Clothes dont degenerate as rapidly here in the US as in India which leaves some of us with a rather good dilemma. The wardrobe keeps expanding and inflow of clothes is greater than outflow of torn clothes. Some of the clothes last well more than 7-8 years. This is especially true of tops and T-shirts than Jeans. Jeans usually get torn from the bottom and are easy to replace every 1.5-2 years. 🙂
I even have a T-shirt from 1995 which is still running good. :-). However it also feels nice to keep up with the fashion trends by going to mall once in a while and plus all those free T-shirts from Companies, etc add to the inflow.
Of course the wardrobe can only handle so many clothes. So comes a time to make some hard decisions and remove some of the old favorites. “Remove” as in keeping them aside to be handed to charity or to take to India to be given away to needy people.
This is the tricky part. You always start avoiding to remove some clothes because of sentimental reasons like the person who gave it to you or because of some special occasion you wore it on. In the end the amount of clothes that you really should be keeping aside is less than the goal that you had in mind. 🙂 You may retire them from active wear but you still want to keep them. 🙂
What is your experience with respect to Clothes Rotation and the Long Life of Clothes ?
If you don’t wear any of your clothes for a year, you will never wear them, so give them for donation….This is my philosophy.
And there goes a post down the drain…..
I am sure everybody must have read your post…
Among many reasons you mentioned we save and don’t throw away old clothes, here is one more:
We saved all the good clothes of Bhumi, thinking if the 2nd child is girl then she can use it. I think it will continue for few years for us. 🙂
Donating the clothes seems to be the best solution.
some of my cloths go to bhumi(my cousin) and some go to the donation.it is good and bad.the good part is the i can give my clothes tosomeone because it does not fit me.it is better than trowing away.the bad part is that some are ny favorite clothes.
yes, sure everyone would have read the post.
sabka wahi rona hai; clothes, clothes, clothes.
I’m trying to follow a new rule. buying less, using it up and not buying more until old ones are gone/donated.
I like Mita’s philosophy too. but excluding the heavy/formal clothes ofcourse. Whether it’ll fit after that long or not, that’s a different story 😉
I normally donate clothes and Saahas’s old toys to Goodwill(salvation army).
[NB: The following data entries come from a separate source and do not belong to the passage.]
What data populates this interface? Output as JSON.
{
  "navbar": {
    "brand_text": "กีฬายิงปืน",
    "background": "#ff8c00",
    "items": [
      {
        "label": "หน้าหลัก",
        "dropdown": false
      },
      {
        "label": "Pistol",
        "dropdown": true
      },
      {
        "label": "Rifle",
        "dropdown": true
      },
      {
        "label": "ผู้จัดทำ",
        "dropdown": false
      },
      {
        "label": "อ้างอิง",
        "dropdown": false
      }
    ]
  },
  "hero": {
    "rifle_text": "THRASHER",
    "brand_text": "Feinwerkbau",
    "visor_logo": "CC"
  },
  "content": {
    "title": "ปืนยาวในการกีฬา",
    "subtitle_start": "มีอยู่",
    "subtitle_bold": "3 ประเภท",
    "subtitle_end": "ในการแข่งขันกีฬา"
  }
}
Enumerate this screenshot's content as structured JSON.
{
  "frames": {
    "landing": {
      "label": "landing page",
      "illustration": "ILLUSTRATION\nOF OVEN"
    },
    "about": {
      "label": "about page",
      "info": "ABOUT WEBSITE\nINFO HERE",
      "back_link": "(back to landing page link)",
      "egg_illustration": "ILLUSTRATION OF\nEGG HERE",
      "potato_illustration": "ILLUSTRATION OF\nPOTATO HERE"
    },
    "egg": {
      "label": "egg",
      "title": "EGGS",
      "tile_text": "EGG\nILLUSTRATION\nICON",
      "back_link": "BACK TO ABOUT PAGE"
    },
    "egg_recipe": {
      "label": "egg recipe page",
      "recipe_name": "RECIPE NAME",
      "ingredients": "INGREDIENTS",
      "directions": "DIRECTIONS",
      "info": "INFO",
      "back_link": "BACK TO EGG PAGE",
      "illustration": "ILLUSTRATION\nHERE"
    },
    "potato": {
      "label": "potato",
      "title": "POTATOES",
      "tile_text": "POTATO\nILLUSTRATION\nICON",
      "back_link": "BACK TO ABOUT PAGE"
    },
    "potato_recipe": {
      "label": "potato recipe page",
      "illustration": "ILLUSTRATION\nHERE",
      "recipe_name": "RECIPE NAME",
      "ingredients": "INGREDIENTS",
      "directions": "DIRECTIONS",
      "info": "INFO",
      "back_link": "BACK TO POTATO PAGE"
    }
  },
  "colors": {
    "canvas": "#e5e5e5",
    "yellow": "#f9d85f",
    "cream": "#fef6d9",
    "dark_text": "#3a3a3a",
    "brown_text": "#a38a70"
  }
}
Donating this year will be a little bit of a hassle if one wants a receipt for tax purposes. One would have to get the donation items appraised (as per my understanding). Anyways, this post reminds me of how it we did it in India – used clothes in exchange for new utenstils – that too right in front of our doorstep.
Hmm.. I have a shawl that my mother used about 40 years ago when she was a kid. It made its journey as my 2 sisters used it and finally ended up with its righful owner (me) and I still use it till date when I go to bed. Stop laughing!!!!